A good option to strengthen and improve self-esteem is to complement the tips mentioned above with bibliotherapy to learn more about self-esteem and self-knowledge. Below we show you a list with 20 books to improve self-esteem:

  1. 40 reflections to awaken your self-esteem – Feli Garcia
  2. Love yourself like your life depends on it -Kamal Ravikant
  3. Self-esteem in 10 days -David Burns
  4. Self-esteem: Evaluation and Improvement – Matthew Mckay, Patrick Fanning
  5. Self-esteem to live: How to trust yourself and achieve what you want – Hermínia Gomà
  6. Zero limits -Joe Vitale
  7. How to believe in yourself (once and for all) – Patricia Cleghorn
  8. Awakening the giant within -Anthony Robbins
  9. the power of the word -Louise Hay
  10. Fall in love with yourself: The essential value of self-esteem -Walter Riso
  11. The brain and emotional intelligence – Daniel Goleman
  12. The gifts of imperfection – Brene Brown
  13. The six pillars of self esteem -Nathaniel Branden
  14. Get out of your mind, get into your life – Steven C. Hayes
  15. Be your best friend -Louis Proto
  16. Have coffee with yourself -Walter Dresel
  17. Your incorrect zones -Wayne Dyer
  18. You are worth more than you think: Believe in yourself and awaken your self-esteem – Matthew McKay, Patrick Fanning, Carole Honeychurch and Catharine Sutker
  19. A life without limits – Nick Vujicic
  20. You can heal your life -Louise Hay

This article is merely informative, at PsychologyFor we do not have the power to make a diagnosis or recommend a treatment. We invite you to go to a psychologist to treat your particular case.

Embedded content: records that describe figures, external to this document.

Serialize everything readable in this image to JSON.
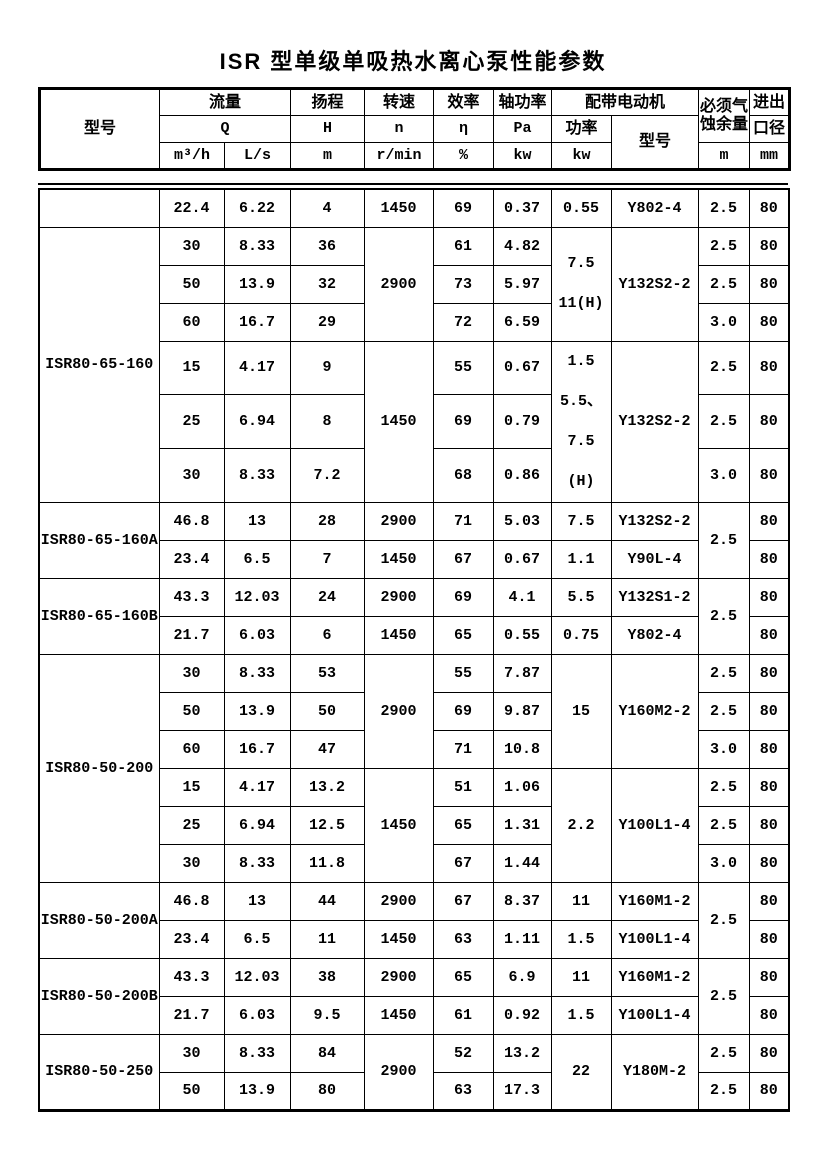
{
  "title": "ISR 型单级单吸热水离心泵性能参数",
  "header": {
    "model": "型号",
    "flow": "流量",
    "q": "Q",
    "m3h": "m³/h",
    "ls": "L/s",
    "head": "扬程",
    "h": "H",
    "m": "m",
    "speed": "转速",
    "n": "n",
    "rmin": "r/min",
    "eff": "效率",
    "eta": "η",
    "pct": "%",
    "shaft": "轴功率",
    "pa": "Pa",
    "kw1": "kw",
    "motor": "配带电动机",
    "motor_power": "功率",
    "kw2": "kw",
    "motor_model": "型号",
    "npsh_l1": "必须气",
    "npsh_l2": "蚀余量",
    "npsh_unit": "m",
    "bore_l1": "进出",
    "bore_l2": "口径",
    "bore_unit": "mm"
  },
  "table": {
    "columns": [
      "型号",
      "Q m³/h",
      "Q L/s",
      "H m",
      "n r/min",
      "η %",
      "Pa kw",
      "功率 kw",
      "电动机型号",
      "必须气蚀余量 m",
      "进出口径 mm"
    ],
    "rows": [
      [
        {
          "t": ""
        },
        {
          "t": "22.4"
        },
        {
          "t": "6.22"
        },
        {
          "t": "4"
        },
        {
          "t": "1450"
        },
        {
          "t": "69"
        },
        {
          "t": "0.37"
        },
        {
          "t": "0.55"
        },
        {
          "t": "Y802-4"
        },
        {
          "t": "2.5"
        },
        {
          "t": "80"
        }
      ],
      [
        {
          "t": "ISR80-65-160",
          "rs": 6
        },
        {
          "t": "30"
        },
        {
          "t": "8.33"
        },
        {
          "t": "36"
        },
        {
          "t": "2900",
          "rs": 3
        },
        {
          "t": "61"
        },
        {
          "t": "4.82"
        },
        {
          "lines": [
            "7.5",
            "11(H)"
          ],
          "rs": 3
        },
        {
          "t": "Y132S2-2",
          "rs": 3
        },
        {
          "t": "2.5"
        },
        {
          "t": "80"
        }
      ],
      [
        {
          "t": "50"
        },
        {
          "t": "13.9"
        },
        {
          "t": "32"
        },
        {
          "t": "73"
        },
        {
          "t": "5.97"
        },
        {
          "t": "2.5"
        },
        {
          "t": "80"
        }
      ],
      [
        {
          "t": "60"
        },
        {
          "t": "16.7"
        },
        {
          "t": "29"
        },
        {
          "t": "72"
        },
        {
          "t": "6.59"
        },
        {
          "t": "3.0"
        },
        {
          "t": "80"
        }
      ],
      [
        {
          "t": "15"
        },
        {
          "t": "4.17"
        },
        {
          "t": "9"
        },
        {
          "t": "1450",
          "rs": 3
        },
        {
          "t": "55"
        },
        {
          "t": "0.67"
        },
        {
          "lines": [
            "1.5",
            "5.5、7.5",
            "(H)"
          ],
          "rs": 3
        },
        {
          "t": "Y132S2-2",
          "rs": 3
        },
        {
          "t": "2.5"
        },
        {
          "t": "80"
        }
      ],
      [
        {
          "t": "25"
        },
        {
          "t": "6.94"
        },
        {
          "t": "8"
        },
        {
          "t": "69"
        },
        {
          "t": "0.79"
        },
        {
          "t": "2.5"
        },
        {
          "t": "80"
        }
      ],
      [
        {
          "t": "30"
        },
        {
          "t": "8.33"
        },
        {
          "t": "7.2"
        },
        {
          "t": "68"
        },
        {
          "t": "0.86"
        },
        {
          "t": "3.0"
        },
        {
          "t": "80"
        }
      ],
      [
        {
          "t": "ISR80-65-160A",
          "rs": 2
        },
        {
          "t": "46.8"
        },
        {
          "t": "13"
        },
        {
          "t": "28"
        },
        {
          "t": "2900"
        },
        {
          "t": "71"
        },
        {
          "t": "5.03"
        },
        {
          "t": "7.5"
        },
        {
          "t": "Y132S2-2"
        },
        {
          "t": "2.5",
          "rs": 2
        },
        {
          "t": "80"
        }
      ],
      [
        {
          "t": "23.4"
        },
        {
          "t": "6.5"
        },
        {
          "t": "7"
        },
        {
          "t": "1450"
        },
        {
          "t": "67"
        },
        {
          "t": "0.67"
        },
        {
          "t": "1.1"
        },
        {
          "t": "Y90L-4"
        },
        {
          "t": "80"
        }
      ],
      [
        {
          "t": "ISR80-65-160B",
          "rs": 2
        },
        {
          "t": "43.3"
        },
        {
          "t": "12.03"
        },
        {
          "t": "24"
        },
        {
          "t": "2900"
        },
        {
          "t": "69"
        },
        {
          "t": "4.1"
        },
        {
          "t": "5.5"
        },
        {
          "t": "Y132S1-2"
        },
        {
          "t": "2.5",
          "rs": 2
        },
        {
          "t": "80"
        }
      ],
      [
        {
          "t": "21.7"
        },
        {
          "t": "6.03"
        },
        {
          "t": "6"
        },
        {
          "t": "1450"
        },
        {
          "t": "65"
        },
        {
          "t": "0.55"
        },
        {
          "t": "0.75"
        },
        {
          "t": "Y802-4"
        },
        {
          "t": "80"
        }
      ],
      [
        {
          "t": "ISR80-50-200",
          "rs": 6
        },
        {
          "t": "30"
        },
        {
          "t": "8.33"
        },
        {
          "t": "53"
        },
        {
          "t": "2900",
          "rs": 3
        },
        {
          "t": "55"
        },
        {
          "t": "7.87"
        },
        {
          "t": "15",
          "rs": 3
        },
        {
          "t": "Y160M2-2",
          "rs": 3
        },
        {
          "t": "2.5"
        },
        {
          "t": "80"
        }
      ],
      [
        {
          "t": "50"
        },
        {
          "t": "13.9"
        },
        {
          "t": "50"
        },
        {
          "t": "69"
        },
        {
          "t": "9.87"
        },
        {
          "t": "2.5"
        },
        {
          "t": "80"
        }
      ],
      [
        {
          "t": "60"
        },
        {
          "t": "16.7"
        },
        {
          "t": "47"
        },
        {
          "t": "71"
        },
        {
          "t": "10.8"
        },
        {
          "t": "3.0"
        },
        {
          "t": "80"
        }
      ],
      [
        {
          "t": "15"
        },
        {
          "t": "4.17"
        },
        {
          "t": "13.2"
        },
        {
          "t": "1450",
          "rs": 3
        },
        {
          "t": "51"
        },
        {
          "t": "1.06"
        },
        {
          "t": "2.2",
          "rs": 3
        },
        {
          "t": "Y100L1-4",
          "rs": 3
        },
        {
          "t": "2.5"
        },
        {
          "t": "80"
        }
      ],
      [
        {
          "t": "25"
        },
        {
          "t": "6.94"
        },
        {
          "t": "12.5"
        },
        {
          "t": "65"
        },
        {
          "t": "1.31"
        },
        {
          "t": "2.5"
        },
        {
          "t": "80"
        }
      ],
      [
        {
          "t": "30"
        },
        {
          "t": "8.33"
        },
        {
          "t": "11.8"
        },
        {
          "t": "67"
        },
        {
          "t": "1.44"
        },
        {
          "t": "3.0"
        },
        {
          "t": "80"
        }
      ],
      [
        {
          "t": "ISR80-50-200A",
          "rs": 2
        },
        {
          "t": "46.8"
        },
        {
          "t": "13"
        },
        {
          "t": "44"
        },
        {
          "t": "2900"
        },
        {
          "t": "67"
        },
        {
          "t": "8.37"
        },
        {
          "t": "11"
        },
        {
          "t": "Y160M1-2"
        },
        {
          "t": "2.5",
          "rs": 2
        },
        {
          "t": "80"
        }
      ],
      [
        {
          "t": "23.4"
        },
        {
          "t": "6.5"
        },
        {
          "t": "11"
        },
        {
          "t": "1450"
        },
        {
          "t": "63"
        },
        {
          "t": "1.11"
        },
        {
          "t": "1.5"
        },
        {
          "t": "Y100L1-4"
        },
        {
          "t": "80"
        }
      ],
      [
        {
          "t": "ISR80-50-200B",
          "rs": 2
        },
        {
          "t": "43.3"
        },
        {
          "t": "12.03"
        },
        {
          "t": "38"
        },
        {
          "t": "2900"
        },
        {
          "t": "65"
        },
        {
          "t": "6.9"
        },
        {
          "t": "11"
        },
        {
          "t": "Y160M1-2"
        },
        {
          "t": "2.5",
          "rs": 2
        },
        {
          "t": "80"
        }
      ],
      [
        {
          "t": "21.7"
        },
        {
          "t": "6.03"
        },
        {
          "t": "9.5"
        },
        {
          "t": "1450"
        },
        {
          "t": "61"
        },
        {
          "t": "0.92"
        },
        {
          "t": "1.5"
        },
        {
          "t": "Y100L1-4"
        },
        {
          "t": "80"
        }
      ],
      [
        {
          "t": "ISR80-50-250",
          "rs": 2
        },
        {
          "t": "30"
        },
        {
          "t": "8.33"
        },
        {
          "t": "84"
        },
        {
          "t": "2900",
          "rs": 2
        },
        {
          "t": "52"
        },
        {
          "t": "13.2"
        },
        {
          "t": "22",
          "rs": 2
        },
        {
          "t": "Y180M-2",
          "rs": 2
        },
        {
          "t": "2.5"
        },
        {
          "t": "80"
        }
      ],
      [
        {
          "t": "50"
        },
        {
          "t": "13.9"
        },
        {
          "t": "80"
        },
        {
          "t": "63"
        },
        {
          "t": "17.3"
        },
        {
          "t": "2.5"
        },
        {
          "t": "80"
        }
      ]
    ]
  }
}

If you want to read more articles similar to How to improve self-esteem we recommend that you enter our Personal Growth and Self-Help category.

Bibliography

  • Branden, N. (1995). The six pillars of self esteem. Paidós.
  • Branden, N., & Wolfson, L. (1989). How to improve your self-esteem. Paidós.
  • Polaino-Lorente, A., & Manglano, JP (2003). In search of lost self-esteem. Bilbao: Desclée de Brouwer.